As an Islanders fan, I’ve grown accustomed to July 1 being a day of familiar feelings. Traditionally, on July 1, the NHL’s free agency period opens up and teams can sign players officially to contracts. July 1 is the day when the big-name free agents can sign with their new teams, giving those fans hope and giving many fans, like myself, disappointment.

This year, the NHL free agency period opens up on Oct. 9, and there are many players available for hire. Coyotes forward and former MVP Taylor Hall, Panthers forward Mike Hoffman and Blues defensemen Alexander Pietrangelo, among others, will be able to sign new contracts with teams throughout the league.

As the NHL’s salary cap of $81.5 million will not increase due to lost revenue from the pandemic, it will be increasingly difficult for teams to sign players that may demand a chunk of their salary cap. The issue that I and many others have is that the universal cap isn’t fair to teams that play in heavily taxed areas.

Take the 2020 Stanley Cup Champions, the Tampa Bay Lightning. They have their captain, forward Steven Stamkos, signed to an $8.5 million per year contract.
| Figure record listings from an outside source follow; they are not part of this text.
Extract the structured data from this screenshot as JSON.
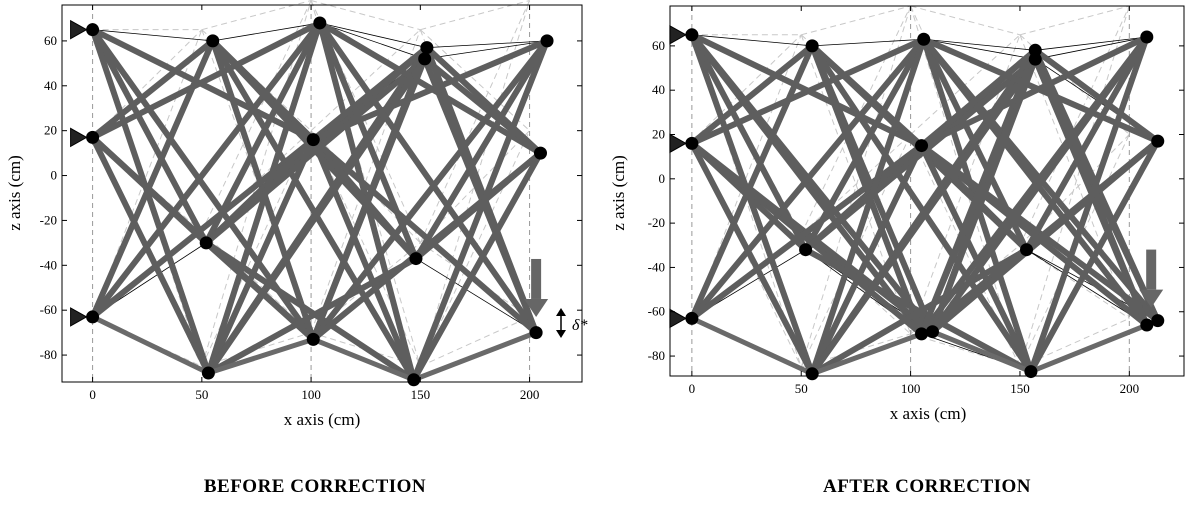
{
  "panels": [
    {
      "xlabel": "x axis (cm)",
      "ylabel": "z axis (cm)",
      "caption": "BEFORE CORRECTION",
      "annotation": "δ*",
      "xticks": [
        0,
        50,
        100,
        150,
        200
      ],
      "yticks": [
        60,
        40,
        20,
        0,
        -20,
        -40,
        -60,
        -80
      ],
      "xlim": [
        -14,
        224
      ],
      "ylim": [
        -92,
        76
      ],
      "nodes": [
        [
          0,
          65
        ],
        [
          0,
          17
        ],
        [
          0,
          -63
        ],
        [
          55,
          60
        ],
        [
          52,
          -30
        ],
        [
          53,
          -88
        ],
        [
          104,
          68
        ],
        [
          101,
          16
        ],
        [
          101,
          -73
        ],
        [
          153,
          57
        ],
        [
          152,
          52
        ],
        [
          148,
          -37
        ],
        [
          147,
          -91
        ],
        [
          208,
          60
        ],
        [
          205,
          10
        ],
        [
          203,
          -70
        ]
      ],
      "supports": [
        [
          0,
          65
        ],
        [
          0,
          17
        ],
        [
          0,
          -63
        ]
      ],
      "load_at": [
        203,
        -55
      ],
      "original_nodes": [
        [
          0,
          65
        ],
        [
          0,
          17
        ],
        [
          0,
          -63
        ],
        [
          50,
          65
        ],
        [
          50,
          -25
        ],
        [
          50,
          -85
        ],
        [
          100,
          78
        ],
        [
          100,
          20
        ],
        [
          100,
          -70
        ],
        [
          150,
          65
        ],
        [
          150,
          -30
        ],
        [
          150,
          -85
        ],
        [
          200,
          78
        ],
        [
          200,
          20
        ],
        [
          200,
          -63
        ]
      ]
    },
    {
      "xlabel": "x axis (cm)",
      "ylabel": "z axis (cm)",
      "caption": "AFTER CORRECTION",
      "xticks": [
        0,
        50,
        100,
        150,
        200
      ],
      "yticks": [
        60,
        40,
        20,
        0,
        -20,
        -40,
        -60,
        -80
      ],
      "xlim": [
        -10,
        225
      ],
      "ylim": [
        -89,
        78
      ],
      "nodes": [
        [
          0,
          65
        ],
        [
          0,
          16
        ],
        [
          0,
          -63
        ],
        [
          55,
          60
        ],
        [
          52,
          -32
        ],
        [
          55,
          -88
        ],
        [
          106,
          63
        ],
        [
          105,
          15
        ],
        [
          105,
          -70
        ],
        [
          110,
          -69
        ],
        [
          157,
          58
        ],
        [
          157,
          54
        ],
        [
          153,
          -32
        ],
        [
          155,
          -87
        ],
        [
          208,
          64
        ],
        [
          213,
          17
        ],
        [
          208,
          -66
        ],
        [
          213,
          -64
        ]
      ],
      "supports": [
        [
          0,
          65
        ],
        [
          0,
          16
        ],
        [
          0,
          -63
        ]
      ],
      "load_at": [
        210,
        -50
      ],
      "original_nodes": [
        [
          0,
          65
        ],
        [
          0,
          17
        ],
        [
          0,
          -63
        ],
        [
          50,
          65
        ],
        [
          50,
          -25
        ],
        [
          50,
          -85
        ],
        [
          100,
          78
        ],
        [
          100,
          20
        ],
        [
          100,
          -70
        ],
        [
          150,
          65
        ],
        [
          150,
          -30
        ],
        [
          150,
          -85
        ],
        [
          200,
          78
        ],
        [
          200,
          20
        ],
        [
          200,
          -63
        ]
      ]
    }
  ]
}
In terms of talent, Stamkos is among players like Connor McDavid and Patrick Kane, who have $12.5 million and $10.5 million contracts, respectively.
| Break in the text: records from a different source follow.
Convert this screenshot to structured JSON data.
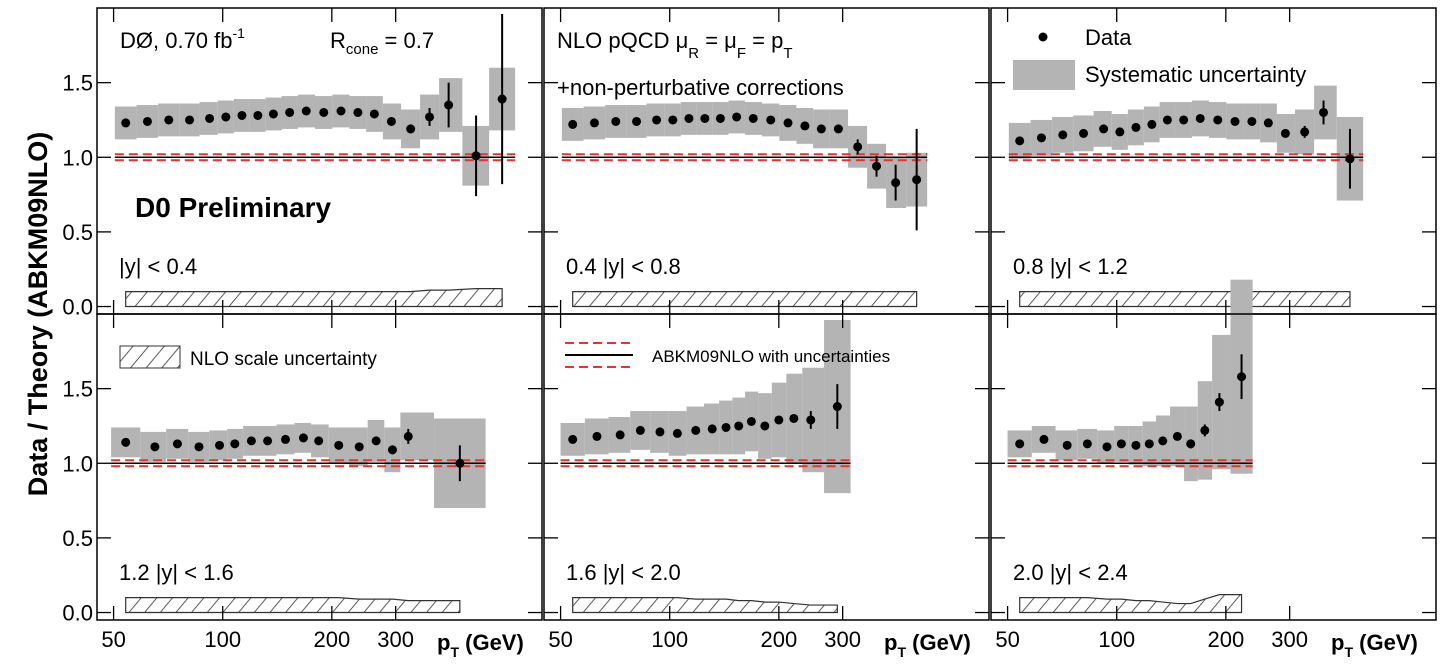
{
  "chart_data": {
    "type": "scatter",
    "ylabel": "Data / Theory (ABKM09NLO)",
    "xlabel": [
      "p",
      "T",
      " (GeV)"
    ],
    "log_x": true,
    "xlim": [
      45,
      760
    ],
    "xticks": [
      50,
      100,
      200,
      300
    ],
    "ylim": [
      -0.05,
      2.0
    ],
    "yticks": [
      {
        "value": 0,
        "label": "0.0"
      },
      {
        "value": 0.5,
        "label": "0.5"
      },
      {
        "value": 1,
        "label": "1.0"
      },
      {
        "value": 1.5,
        "label": "1.5"
      }
    ],
    "theory": 1,
    "pdf_uncertainty": 0.02,
    "colors": {
      "data": "#000000",
      "systematic": "#b4b4b4",
      "theory": "#000000",
      "pdf": "#e8322c",
      "preliminary": "#1a1adc"
    },
    "annotations": {
      "lumi": [
        "DØ, 0.70 fb",
        "-1"
      ],
      "rcone": [
        "R",
        "cone",
        " = 0.7"
      ],
      "nlo": [
        "NLO pQCD  μ",
        "R",
        " = μ",
        "F",
        " = p",
        "T"
      ],
      "np": "+non-perturbative corrections",
      "preliminary": "D0 Preliminary"
    },
    "legend": {
      "data": "Data",
      "systematic": "Systematic uncertainty",
      "scale": "NLO scale uncertainty",
      "theory": "ABKM09NLO with uncertainties"
    },
    "panels": [
      {
        "label": "|y| < 0.4",
        "x": [
          54,
          62,
          71,
          81,
          92,
          102,
          113,
          125,
          138,
          153,
          170,
          190,
          212,
          236,
          262,
          292,
          330,
          372,
          420,
          500,
          590
        ],
        "values": [
          1.23,
          1.24,
          1.25,
          1.25,
          1.26,
          1.27,
          1.28,
          1.28,
          1.29,
          1.3,
          1.31,
          1.3,
          1.31,
          1.3,
          1.29,
          1.24,
          1.19,
          1.27,
          1.35,
          1.01,
          1.39
        ],
        "errors": [
          0.01,
          0.01,
          0.01,
          0.01,
          0.01,
          0.01,
          0.01,
          0.01,
          0.01,
          0.01,
          0.01,
          0.01,
          0.01,
          0.01,
          0.01,
          0.02,
          0.03,
          0.06,
          0.15,
          0.27,
          0.57
        ],
        "syst": [
          0.11,
          0.11,
          0.11,
          0.11,
          0.11,
          0.11,
          0.11,
          0.11,
          0.11,
          0.11,
          0.11,
          0.11,
          0.11,
          0.11,
          0.12,
          0.12,
          0.13,
          0.15,
          0.18,
          0.2,
          0.21
        ],
        "scale_uncertainty": [
          0.1,
          0.1,
          0.1,
          0.1,
          0.1,
          0.1,
          0.1,
          0.1,
          0.1,
          0.1,
          0.1,
          0.1,
          0.1,
          0.1,
          0.1,
          0.1,
          0.1,
          0.11,
          0.11,
          0.12,
          0.12
        ]
      },
      {
        "label": "0.4 |y| < 0.8",
        "x": [
          54,
          62,
          71,
          81,
          92,
          102,
          113,
          125,
          138,
          153,
          170,
          190,
          212,
          236,
          262,
          292,
          330,
          372,
          420,
          480
        ],
        "values": [
          1.22,
          1.23,
          1.24,
          1.24,
          1.25,
          1.25,
          1.26,
          1.26,
          1.26,
          1.27,
          1.26,
          1.25,
          1.23,
          1.21,
          1.19,
          1.19,
          1.07,
          0.94,
          0.83,
          0.85
        ],
        "errors": [
          0.01,
          0.01,
          0.01,
          0.01,
          0.01,
          0.01,
          0.01,
          0.01,
          0.01,
          0.01,
          0.01,
          0.01,
          0.01,
          0.01,
          0.02,
          0.02,
          0.05,
          0.07,
          0.12,
          0.34
        ],
        "syst": [
          0.11,
          0.11,
          0.11,
          0.11,
          0.11,
          0.11,
          0.11,
          0.11,
          0.11,
          0.11,
          0.11,
          0.11,
          0.12,
          0.12,
          0.13,
          0.13,
          0.14,
          0.15,
          0.17,
          0.18
        ],
        "scale_uncertainty": [
          0.1,
          0.1,
          0.1,
          0.1,
          0.1,
          0.1,
          0.1,
          0.1,
          0.1,
          0.1,
          0.1,
          0.1,
          0.1,
          0.1,
          0.1,
          0.1,
          0.1,
          0.1,
          0.1,
          0.1
        ]
      },
      {
        "label": "0.8 |y| < 1.2",
        "x": [
          54,
          62,
          71,
          81,
          92,
          102,
          113,
          125,
          138,
          153,
          170,
          190,
          212,
          236,
          262,
          292,
          330,
          372,
          440
        ],
        "values": [
          1.11,
          1.13,
          1.15,
          1.16,
          1.19,
          1.17,
          1.2,
          1.22,
          1.25,
          1.25,
          1.26,
          1.25,
          1.24,
          1.24,
          1.23,
          1.16,
          1.17,
          1.3,
          0.99
        ],
        "errors": [
          0.01,
          0.01,
          0.01,
          0.01,
          0.01,
          0.01,
          0.01,
          0.01,
          0.01,
          0.01,
          0.01,
          0.01,
          0.01,
          0.01,
          0.01,
          0.02,
          0.04,
          0.08,
          0.2
        ],
        "syst": [
          0.12,
          0.12,
          0.12,
          0.12,
          0.12,
          0.12,
          0.12,
          0.12,
          0.12,
          0.12,
          0.12,
          0.12,
          0.12,
          0.12,
          0.13,
          0.13,
          0.15,
          0.18,
          0.28
        ],
        "scale_uncertainty": [
          0.1,
          0.1,
          0.1,
          0.1,
          0.1,
          0.1,
          0.1,
          0.1,
          0.1,
          0.1,
          0.1,
          0.1,
          0.1,
          0.1,
          0.1,
          0.1,
          0.1,
          0.1,
          0.1
        ]
      },
      {
        "label": "1.2 |y| < 1.6",
        "x": [
          54,
          65,
          75,
          86,
          98,
          108,
          120,
          133,
          149,
          167,
          184,
          209,
          238,
          265,
          294,
          325,
          451
        ],
        "values": [
          1.14,
          1.11,
          1.13,
          1.11,
          1.12,
          1.13,
          1.15,
          1.15,
          1.16,
          1.17,
          1.15,
          1.12,
          1.11,
          1.15,
          1.09,
          1.18,
          1.0
        ],
        "errors": [
          0.01,
          0.01,
          0.01,
          0.01,
          0.01,
          0.01,
          0.01,
          0.01,
          0.01,
          0.01,
          0.01,
          0.01,
          0.01,
          0.02,
          0.03,
          0.05,
          0.12
        ],
        "syst": [
          0.1,
          0.1,
          0.1,
          0.1,
          0.1,
          0.1,
          0.1,
          0.1,
          0.1,
          0.1,
          0.11,
          0.12,
          0.13,
          0.14,
          0.15,
          0.16,
          0.3
        ],
        "scale_uncertainty": [
          0.1,
          0.1,
          0.1,
          0.1,
          0.1,
          0.1,
          0.1,
          0.1,
          0.1,
          0.1,
          0.1,
          0.1,
          0.09,
          0.09,
          0.09,
          0.08,
          0.08
        ]
      },
      {
        "label": "1.6 |y| < 2.0",
        "x": [
          54,
          63,
          73,
          83,
          94,
          105,
          118,
          131,
          143,
          155,
          168,
          183,
          200,
          220,
          245,
          290
        ],
        "values": [
          1.16,
          1.18,
          1.19,
          1.22,
          1.21,
          1.2,
          1.22,
          1.23,
          1.24,
          1.25,
          1.28,
          1.25,
          1.29,
          1.3,
          1.29,
          1.38
        ],
        "errors": [
          0.01,
          0.01,
          0.01,
          0.01,
          0.01,
          0.01,
          0.01,
          0.01,
          0.01,
          0.01,
          0.01,
          0.01,
          0.01,
          0.02,
          0.06,
          0.15
        ],
        "syst": [
          0.11,
          0.12,
          0.12,
          0.13,
          0.14,
          0.15,
          0.16,
          0.17,
          0.18,
          0.19,
          0.2,
          0.22,
          0.25,
          0.3,
          0.35,
          0.58
        ],
        "scale_uncertainty": [
          0.1,
          0.1,
          0.1,
          0.1,
          0.1,
          0.1,
          0.09,
          0.09,
          0.09,
          0.08,
          0.08,
          0.07,
          0.07,
          0.06,
          0.05,
          0.05
        ]
      },
      {
        "label": "2.0 |y| < 2.4",
        "x": [
          54,
          63,
          73,
          83,
          94,
          103,
          113,
          123,
          134,
          147,
          160,
          175,
          192,
          221
        ],
        "values": [
          1.13,
          1.16,
          1.12,
          1.13,
          1.11,
          1.13,
          1.12,
          1.13,
          1.15,
          1.18,
          1.13,
          1.22,
          1.41,
          1.58
        ],
        "errors": [
          0.01,
          0.01,
          0.01,
          0.01,
          0.01,
          0.01,
          0.01,
          0.01,
          0.01,
          0.02,
          0.03,
          0.04,
          0.06,
          0.15
        ],
        "syst": [
          0.09,
          0.09,
          0.1,
          0.1,
          0.11,
          0.12,
          0.13,
          0.15,
          0.17,
          0.2,
          0.25,
          0.33,
          0.45,
          0.65
        ],
        "scale_uncertainty": [
          0.1,
          0.1,
          0.1,
          0.1,
          0.09,
          0.09,
          0.08,
          0.08,
          0.07,
          0.06,
          0.06,
          0.09,
          0.12,
          0.12
        ]
      }
    ]
  }
}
Not to mention that the Lightning also has star forwards Nikita Kucherov and Brayden Point, Conn Smythe winner Victor Hedman and former Vezina Trophy winner Andrei Vasilevskiy, one of the league’s top goalies. With all of those players on the roster, the Lightning is basically a super team.

What gives the Lightning the ability to offer these comparatively lower contracts, signing these types of players for less than $10 million per year, is Florida’s lack of an state income tax. While Florida doesn’t have any state income tax, New York has among the highest state income tax rates in the country. Florida residents also pay less in real estate taxes compared to New York, which could influence a player looking for a new home. In general, Florida is the 46th most taxed state, while New York is first.

Given all of this, Florida and states that are taxed less are more likely to be able to sign players to cheaper deals, and it allows for super teams to be built. If a player was deciding between the New York Rangers and the Tampa Bay Lightning, the money in Tampa would be worth more than in New York. Take Steven Stamkos’ contract for example. If he were to move from Tampa to Manhattan, he would need to earn nearly $24 million to maintain his current standard of living at $8.5 million a year per year, according to NerdWallet’s cost of living calculator. In context to the salary cap, Stamkos is currently about 11 percent of Tampa’s cap. If he went to New York and received a contract adjusted for the cost of living, he would be about 29.5 percent of their cap.

Teams in states like Texas, Nevada, Tennessee and Florida, where the state tax rate is zero, have an unfair advantage when signing players, while teams in California, New York, Washington, D.C. and New Jersey have to offer more money to players so that they will sign due to the differences in tax codes. The league should step in and adjust the salary cap for each market so that the team has an equal pot of money to sign players.